Sikhosana managed to escape through the back door. "Initially we ran, but after a while we started to walk, because we realised that we were attracting attention. I was very scared, because I had read in the newspapers that people had been killed.

"I don't think it is good for foreigners to come here any longer. I worked here and all my property is gone overnight."

Now that many of these people are no longer going to work during the day for fear of being attacked, the church is packed with people. John Dumba (24), who has lived in the church since March, says: "They [the attackers] rather attack people one by one. Here we are with a lot of us. People are depending on numbers now."

But, according to Dumba, "they already tried to attack us twice. On Sunday a lot of Zulus came in kombis. They were dropped off by taxi drivers at four places, each group with five people. They were shouting 'Makwerekwere [foreigners].'"

Bishop Paul Verryn expresses the atmosphere of fear in his church. "Yesterday [on Sunday] at the service you could feel the restlessness. At the end we gave people the opportunity to talk about the things that happened. That calmed things down a bit."

Verryn is very worried about the situation, calling for the nation to no longer to ignore the gap between the haves and the have-nots. "We must no longer ignore that communities are very disgruntled; this is really the poor fighting the poor ... It's an out-of-control paradigm."

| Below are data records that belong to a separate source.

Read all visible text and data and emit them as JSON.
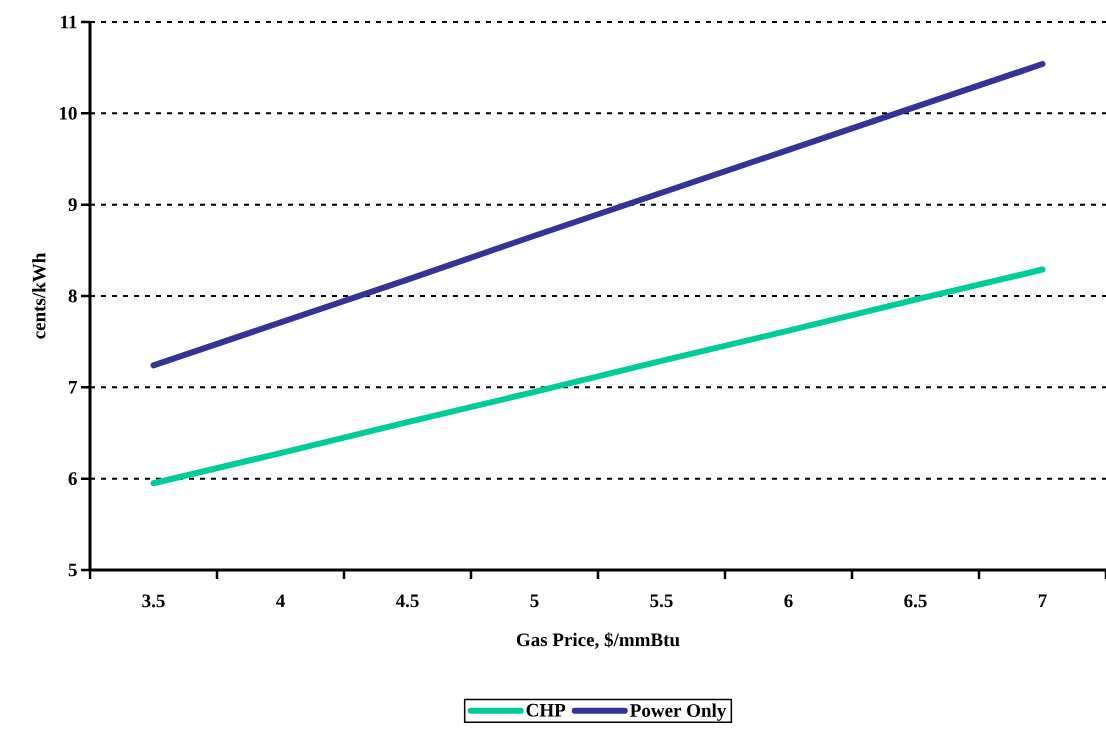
{
  "chart_data": {
    "type": "line",
    "xlabel": "Gas Price, $/mmBtu",
    "ylabel": "cents/kWh",
    "categories": [
      "3.5",
      "4",
      "4.5",
      "5",
      "5.5",
      "6",
      "6.5",
      "7"
    ],
    "series": [
      {
        "name": "CHP",
        "color": "#00cc99",
        "values": [
          5.95,
          6.28,
          6.62,
          6.95,
          7.29,
          7.62,
          7.96,
          8.29
        ]
      },
      {
        "name": "Power Only",
        "color": "#333399",
        "values": [
          7.24,
          7.71,
          8.18,
          8.66,
          9.13,
          9.6,
          10.07,
          10.54
        ]
      }
    ],
    "ylim": [
      5,
      11
    ],
    "yticks": [
      5,
      6,
      7,
      8,
      9,
      10,
      11
    ],
    "grid": "y",
    "legend": "bottom",
    "marker": "none",
    "line_style": "solid"
  }
}
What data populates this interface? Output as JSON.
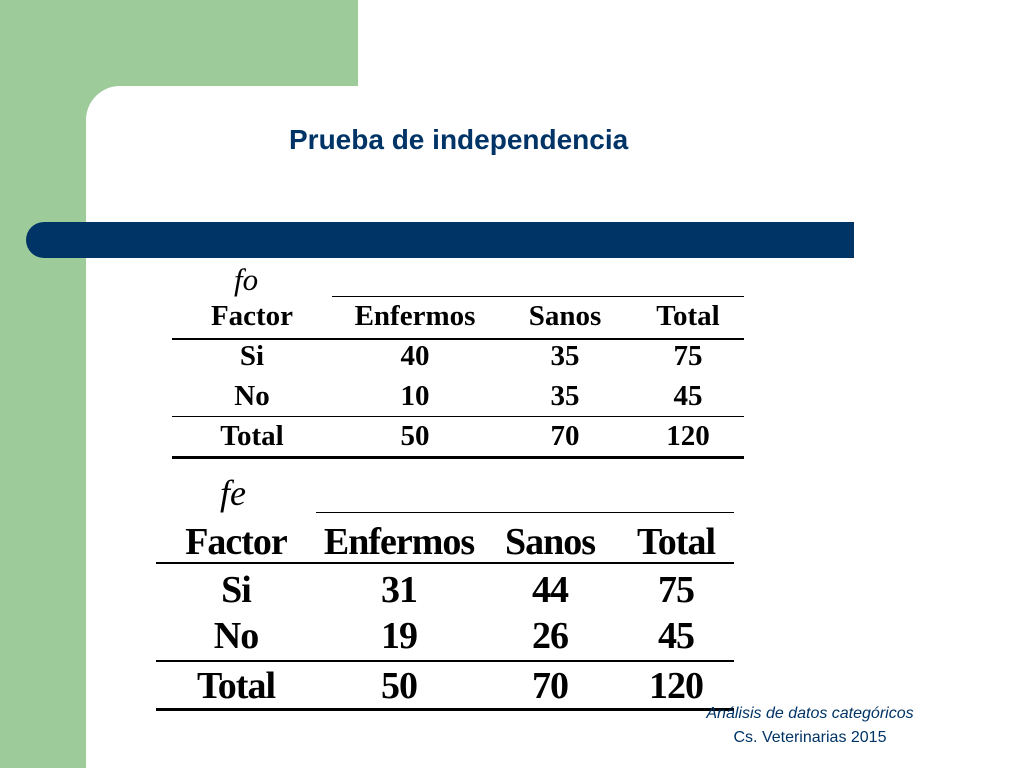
{
  "slide": {
    "title": "Prueba de independencia",
    "colors": {
      "green_band": "#9dcc9a",
      "accent_blue": "#003366"
    }
  },
  "observed_table": {
    "label": "fo",
    "headers": [
      "Factor",
      "Enfermos",
      "Sanos",
      "Total"
    ],
    "rows": [
      [
        "Si",
        "40",
        "35",
        "75"
      ],
      [
        "No",
        "10",
        "35",
        "45"
      ]
    ],
    "total_row": [
      "Total",
      "50",
      "70",
      "120"
    ]
  },
  "expected_table": {
    "label": "fe",
    "headers": [
      "Factor",
      "Enfermos",
      "Sanos",
      "Total"
    ],
    "rows": [
      [
        "Si",
        "31",
        "44",
        "75"
      ],
      [
        "No",
        "19",
        "26",
        "45"
      ]
    ],
    "total_row": [
      "Total",
      "50",
      "70",
      "120"
    ]
  },
  "footer": {
    "line1": "Análisis de datos categóricos",
    "line2": "Cs. Veterinarias   2015"
  }
}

How is he going to cope with the increase of refugees in a church that is already packed with people? "We are not going to cope. It's becoming impossible now with 1Â 800 people. But we do what we have tried to do the last four years."

Says Sikhosana: "All these people are involuntary unemployed now because they can't go to work. We don't have food, how are we going to live here? ... I was sitting all night, there is no space to sleep."

Dumba adds: "We all don't sleep. We are anticipating an attack all the time."